The Green Revolution has stagnated for key food crops in many regions of the world, according to a study. Among the top crop-producing nations, vast areas of two of the most populous -- China and India -- are witnessing especially considerable stagnation or decline in yield.
The study was published in the Dec. 18 issue of Nature Communications by scientists with the University of Minnesota's Institute on the Environment and McGill University in Montreal, Canada.
The study team developed geographically detailed maps of annual crop harvested areas and yields of maize (corn), rice, wheat and soybeans from 1961 to 2008. It found that although virtually all regions showed a yield increase sometime during that period, in 24 to 39 percent of the harvested areas (depending on the crop) yield plateaued or outright declined in recent years.
Interestingly, the researchers found that yields of wheat and rice -- two crops that are largely used as food crops, and which supply roughly half of the world's dietary calories -- are declining across a higher percentage of cropland than those of corn and soybean, which are used largely to produce meat or biofuels.

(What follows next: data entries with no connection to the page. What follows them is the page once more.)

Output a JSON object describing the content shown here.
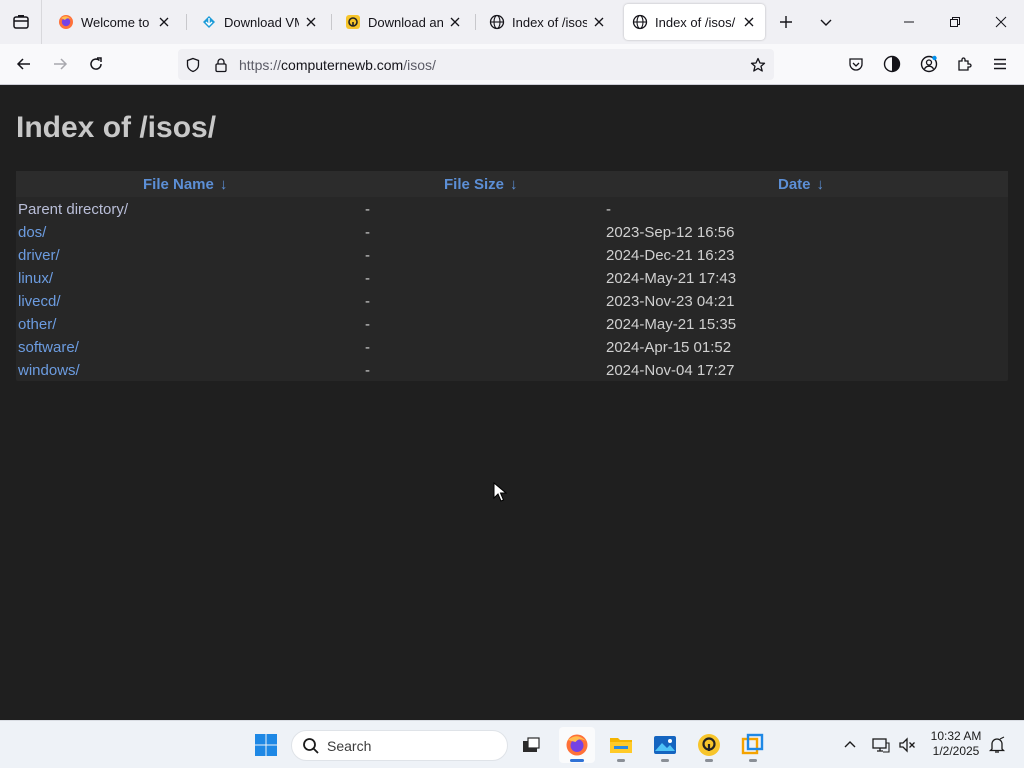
{
  "browser": {
    "tabs": [
      {
        "label": "Welcome to Firefox",
        "favicon": "firefox-icon",
        "active": false
      },
      {
        "label": "Download VMware",
        "favicon": "vmware-download-icon",
        "active": false
      },
      {
        "label": "Download and Install",
        "favicon": "app-yellow-icon",
        "active": false
      },
      {
        "label": "Index of /isos/w",
        "favicon": "globe-icon",
        "active": false
      },
      {
        "label": "Index of /isos/",
        "favicon": "globe-icon",
        "active": true
      }
    ],
    "url": {
      "scheme": "https://",
      "host": "computernewb.com",
      "path": "/isos/"
    }
  },
  "page": {
    "title": "Index of /isos/",
    "columns": {
      "name": "File Name",
      "size": "File Size",
      "date": "Date",
      "sort_arrow": "↓"
    },
    "rows": [
      {
        "name": "Parent directory/",
        "size": "-",
        "date": "-"
      },
      {
        "name": "dos/",
        "size": "-",
        "date": "2023-Sep-12 16:56"
      },
      {
        "name": "driver/",
        "size": "-",
        "date": "2024-Dec-21 16:23"
      },
      {
        "name": "linux/",
        "size": "-",
        "date": "2024-May-21 17:43"
      },
      {
        "name": "livecd/",
        "size": "-",
        "date": "2023-Nov-23 04:21"
      },
      {
        "name": "other/",
        "size": "-",
        "date": "2024-May-21 15:35"
      },
      {
        "name": "software/",
        "size": "-",
        "date": "2024-Apr-15 01:52"
      },
      {
        "name": "windows/",
        "size": "-",
        "date": "2024-Nov-04 17:27"
      }
    ]
  },
  "taskbar": {
    "search_label": "Search",
    "time": "10:32 AM",
    "date": "1/2/2025"
  },
  "colors": {
    "page_bg": "#1f1f1f",
    "link": "#6c9ce0",
    "header_link": "#5c8fd6",
    "title": "#c8c8c8"
  }
}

"This finding is particularly troubling because it suggests that we have preferentially focused our crop improvement efforts on feeding animals and cars, as we have largely ignored investments in wheat and rice, crops that feed people and are the basis of food security in much of the world," said study co-author and IonE director Jonathan Foley, professor and McKnight Presidential Chair in the College of Biological Sciences. "How can we meet the growing needs of feeding people in the future if one-third of our cropland areas, in our most important crops, are not improving in yield any more?"

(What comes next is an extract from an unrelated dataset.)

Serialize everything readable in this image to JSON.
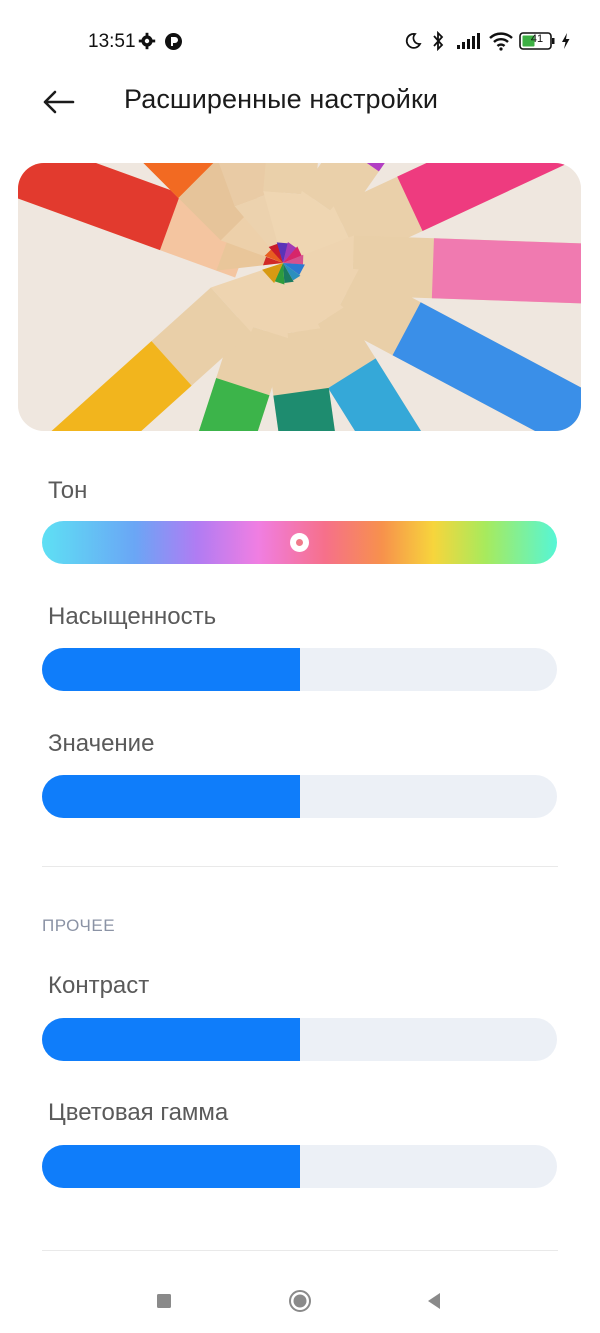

The paper suggests two actions based on its findings. First, it recommends working to maintain the positive trajectory for the 61 to 76 percent of croplands where yield is still climbing. Second, it encourages crop-producing regions around the world to look at their yield trends and those of others to identify what's working and what might be improved. Going by what climate scientists say, we can expect more of such drops in yield. Add to it water scarcity and you have enough of a doomsday scenario. The Mayans as also most other civilisations learnt it the hard way as they exploited natural resources to the last bit. Do we know any better? Will a date make a difference?